This is how I use my NEC EA244UHD 4K display on my late 2013 MacBook Pro Retina, which I use as a 2nd workstation for processing multi-minute jobs while I continue work on my Mac Pro*. I like the vertical orientation for reading web pages, and it keeps the desk area quite small.
The NEC EA244UHD 4K display is available at a moderate price and can be calibrated with the Spectra View II software and hardware that its siblings use (included in this SKU). Like all the NEC displays, can be rotated vertically in a few seconds (and back to landscape orientation just as easily). And it has a 3-year warranty, versus the crummy 1-year warranty with the rumored 21.5" iMac 4K (and the iMac display cannot be calibrated).
See also Reader Question: NEC Displays vs Apple.

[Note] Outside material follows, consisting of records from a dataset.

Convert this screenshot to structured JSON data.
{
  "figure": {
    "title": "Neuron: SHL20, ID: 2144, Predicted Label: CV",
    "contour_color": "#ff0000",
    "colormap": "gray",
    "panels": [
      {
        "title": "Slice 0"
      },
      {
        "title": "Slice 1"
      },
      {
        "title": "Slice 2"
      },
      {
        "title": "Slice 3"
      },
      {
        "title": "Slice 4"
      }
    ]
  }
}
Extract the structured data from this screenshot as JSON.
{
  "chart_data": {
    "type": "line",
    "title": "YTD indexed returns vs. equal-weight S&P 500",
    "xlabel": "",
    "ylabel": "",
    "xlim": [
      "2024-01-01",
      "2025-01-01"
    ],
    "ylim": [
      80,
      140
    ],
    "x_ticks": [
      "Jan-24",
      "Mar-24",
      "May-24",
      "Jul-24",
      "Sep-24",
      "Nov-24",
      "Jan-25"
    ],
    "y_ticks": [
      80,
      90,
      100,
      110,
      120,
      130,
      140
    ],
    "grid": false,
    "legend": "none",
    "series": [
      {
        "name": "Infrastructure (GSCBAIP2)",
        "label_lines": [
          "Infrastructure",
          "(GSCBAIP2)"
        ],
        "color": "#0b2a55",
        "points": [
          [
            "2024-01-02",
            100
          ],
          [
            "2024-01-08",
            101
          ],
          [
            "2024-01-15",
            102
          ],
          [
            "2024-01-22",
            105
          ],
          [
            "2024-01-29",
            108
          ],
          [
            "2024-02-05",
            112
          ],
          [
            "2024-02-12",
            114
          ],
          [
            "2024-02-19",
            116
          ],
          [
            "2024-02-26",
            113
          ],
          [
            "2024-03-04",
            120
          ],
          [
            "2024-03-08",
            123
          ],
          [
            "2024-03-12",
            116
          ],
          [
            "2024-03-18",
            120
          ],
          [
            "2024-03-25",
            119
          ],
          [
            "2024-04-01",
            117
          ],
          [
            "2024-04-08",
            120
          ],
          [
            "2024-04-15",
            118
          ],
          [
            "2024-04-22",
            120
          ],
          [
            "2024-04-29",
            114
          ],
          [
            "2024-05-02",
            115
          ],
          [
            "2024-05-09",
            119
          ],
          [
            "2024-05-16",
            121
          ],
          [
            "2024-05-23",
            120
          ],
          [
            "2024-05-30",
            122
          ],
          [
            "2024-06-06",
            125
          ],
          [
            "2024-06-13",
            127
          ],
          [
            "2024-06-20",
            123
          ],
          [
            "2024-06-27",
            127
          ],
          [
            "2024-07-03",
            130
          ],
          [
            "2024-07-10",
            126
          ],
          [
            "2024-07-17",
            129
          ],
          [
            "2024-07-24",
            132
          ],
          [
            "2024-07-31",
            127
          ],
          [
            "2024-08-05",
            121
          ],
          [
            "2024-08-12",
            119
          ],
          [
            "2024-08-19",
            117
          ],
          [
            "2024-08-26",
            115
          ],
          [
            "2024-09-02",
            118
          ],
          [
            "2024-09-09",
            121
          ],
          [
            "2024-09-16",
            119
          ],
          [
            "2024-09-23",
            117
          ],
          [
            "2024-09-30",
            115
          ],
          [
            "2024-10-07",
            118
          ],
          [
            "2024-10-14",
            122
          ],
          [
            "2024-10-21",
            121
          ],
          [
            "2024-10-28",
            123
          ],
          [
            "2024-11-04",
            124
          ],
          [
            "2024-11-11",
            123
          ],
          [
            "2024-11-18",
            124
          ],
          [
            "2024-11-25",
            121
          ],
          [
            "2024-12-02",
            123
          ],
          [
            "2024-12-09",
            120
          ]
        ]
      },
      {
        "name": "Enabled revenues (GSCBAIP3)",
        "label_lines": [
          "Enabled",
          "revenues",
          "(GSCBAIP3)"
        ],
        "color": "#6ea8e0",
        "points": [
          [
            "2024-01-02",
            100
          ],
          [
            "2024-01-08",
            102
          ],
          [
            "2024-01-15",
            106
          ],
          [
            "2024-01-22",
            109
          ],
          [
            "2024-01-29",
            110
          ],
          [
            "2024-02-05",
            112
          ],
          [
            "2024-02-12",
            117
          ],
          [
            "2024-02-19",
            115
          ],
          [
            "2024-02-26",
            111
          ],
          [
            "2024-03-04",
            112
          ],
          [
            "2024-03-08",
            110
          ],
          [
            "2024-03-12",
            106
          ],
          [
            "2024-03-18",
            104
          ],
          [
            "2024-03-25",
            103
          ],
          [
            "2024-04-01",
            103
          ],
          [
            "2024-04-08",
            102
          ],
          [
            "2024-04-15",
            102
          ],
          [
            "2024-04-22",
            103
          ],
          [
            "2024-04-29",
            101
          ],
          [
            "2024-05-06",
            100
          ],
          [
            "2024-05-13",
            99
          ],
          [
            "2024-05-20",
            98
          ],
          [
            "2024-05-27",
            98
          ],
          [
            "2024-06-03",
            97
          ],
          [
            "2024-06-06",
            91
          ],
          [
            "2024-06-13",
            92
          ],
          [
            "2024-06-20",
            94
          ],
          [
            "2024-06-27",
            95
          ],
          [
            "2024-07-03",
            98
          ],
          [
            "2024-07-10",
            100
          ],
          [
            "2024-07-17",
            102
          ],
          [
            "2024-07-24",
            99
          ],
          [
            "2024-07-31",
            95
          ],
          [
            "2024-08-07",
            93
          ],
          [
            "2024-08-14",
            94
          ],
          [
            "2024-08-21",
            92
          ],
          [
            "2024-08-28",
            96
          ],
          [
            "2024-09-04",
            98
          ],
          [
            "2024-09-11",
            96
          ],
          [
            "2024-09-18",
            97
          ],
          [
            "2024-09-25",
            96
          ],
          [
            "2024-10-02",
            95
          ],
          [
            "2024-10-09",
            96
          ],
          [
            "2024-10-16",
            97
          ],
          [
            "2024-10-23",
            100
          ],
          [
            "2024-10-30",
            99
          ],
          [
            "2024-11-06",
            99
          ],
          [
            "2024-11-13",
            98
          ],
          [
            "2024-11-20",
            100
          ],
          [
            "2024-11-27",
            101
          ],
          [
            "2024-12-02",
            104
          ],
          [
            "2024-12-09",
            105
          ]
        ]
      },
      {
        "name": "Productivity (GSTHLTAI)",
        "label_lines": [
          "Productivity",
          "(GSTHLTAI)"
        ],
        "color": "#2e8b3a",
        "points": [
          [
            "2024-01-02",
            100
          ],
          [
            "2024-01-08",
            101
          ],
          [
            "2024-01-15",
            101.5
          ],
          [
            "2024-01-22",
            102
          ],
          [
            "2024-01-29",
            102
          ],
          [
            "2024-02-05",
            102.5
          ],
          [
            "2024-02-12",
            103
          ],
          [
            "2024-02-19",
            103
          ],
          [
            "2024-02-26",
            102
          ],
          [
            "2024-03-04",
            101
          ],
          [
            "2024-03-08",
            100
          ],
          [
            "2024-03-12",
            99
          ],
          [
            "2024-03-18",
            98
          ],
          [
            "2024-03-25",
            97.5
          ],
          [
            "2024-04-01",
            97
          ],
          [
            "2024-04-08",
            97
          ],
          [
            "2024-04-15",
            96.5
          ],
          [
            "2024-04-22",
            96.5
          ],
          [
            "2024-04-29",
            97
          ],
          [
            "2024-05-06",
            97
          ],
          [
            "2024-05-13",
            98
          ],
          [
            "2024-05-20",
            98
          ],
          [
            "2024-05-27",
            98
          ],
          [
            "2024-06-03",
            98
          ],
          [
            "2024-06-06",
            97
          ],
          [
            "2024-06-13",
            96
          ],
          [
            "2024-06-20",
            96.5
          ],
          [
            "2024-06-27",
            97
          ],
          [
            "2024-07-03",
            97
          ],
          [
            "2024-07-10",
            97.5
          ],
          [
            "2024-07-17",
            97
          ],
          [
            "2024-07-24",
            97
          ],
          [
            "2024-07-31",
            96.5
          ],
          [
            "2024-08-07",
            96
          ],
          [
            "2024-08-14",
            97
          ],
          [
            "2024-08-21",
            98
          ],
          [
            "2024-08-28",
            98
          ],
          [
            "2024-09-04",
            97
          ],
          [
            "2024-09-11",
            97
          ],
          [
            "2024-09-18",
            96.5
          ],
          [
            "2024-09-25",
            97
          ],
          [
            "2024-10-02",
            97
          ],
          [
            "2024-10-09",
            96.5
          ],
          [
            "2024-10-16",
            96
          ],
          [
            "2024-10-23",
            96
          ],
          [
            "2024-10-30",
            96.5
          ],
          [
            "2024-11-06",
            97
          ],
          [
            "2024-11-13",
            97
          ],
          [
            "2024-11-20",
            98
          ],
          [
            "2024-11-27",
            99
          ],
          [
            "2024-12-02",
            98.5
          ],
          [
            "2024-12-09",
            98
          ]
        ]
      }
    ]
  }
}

* My 8-core 3.3 GHz 2013 Mac Pro has ample CPU power, but Photoshop keeps forcing itself to the front while I try to work on another task, so it effectively locks me out of any use of the machine while the job (script) runs. This behavior is wantonly destructive to making use of my time, but there is no workaround for its idiotic behavior. And it’s buggy too—the job can abort if Photoshop is not in front at certain junctures. So I run such jobs on the MacBook Pro, which sits just to my right on the same desk and I use file sharing to open the PSD or PSB file from the MBP.
James A writes:
Would putting Photoshop on its own desktop and then do other tasks on another desktop solve the problem of it coming to the foreground when you don’t want it to?
I use multiple desktops and switch between using FN:Arrow key combos. After awhile it is in the muscle memory and very easy to use.
DIGLLOYD: If by “another desktop” James means the “Spaces” feature, that might work. I constantly shuttle between 3 or 4 programs, and having Photoshop in a separate space might take extra keypresses and might be OK. Still it looks promising and I’m going to try it out.
Results with this approach:
- Photoshop does not come to the front (good!)
- Photoshop changes the cursor to a busy cursor even if it is out of sight in another space (distracting).
- Show stopper: Photoshop aborts the script by bringing itself to the front with the error dialog “ ”. Bummer.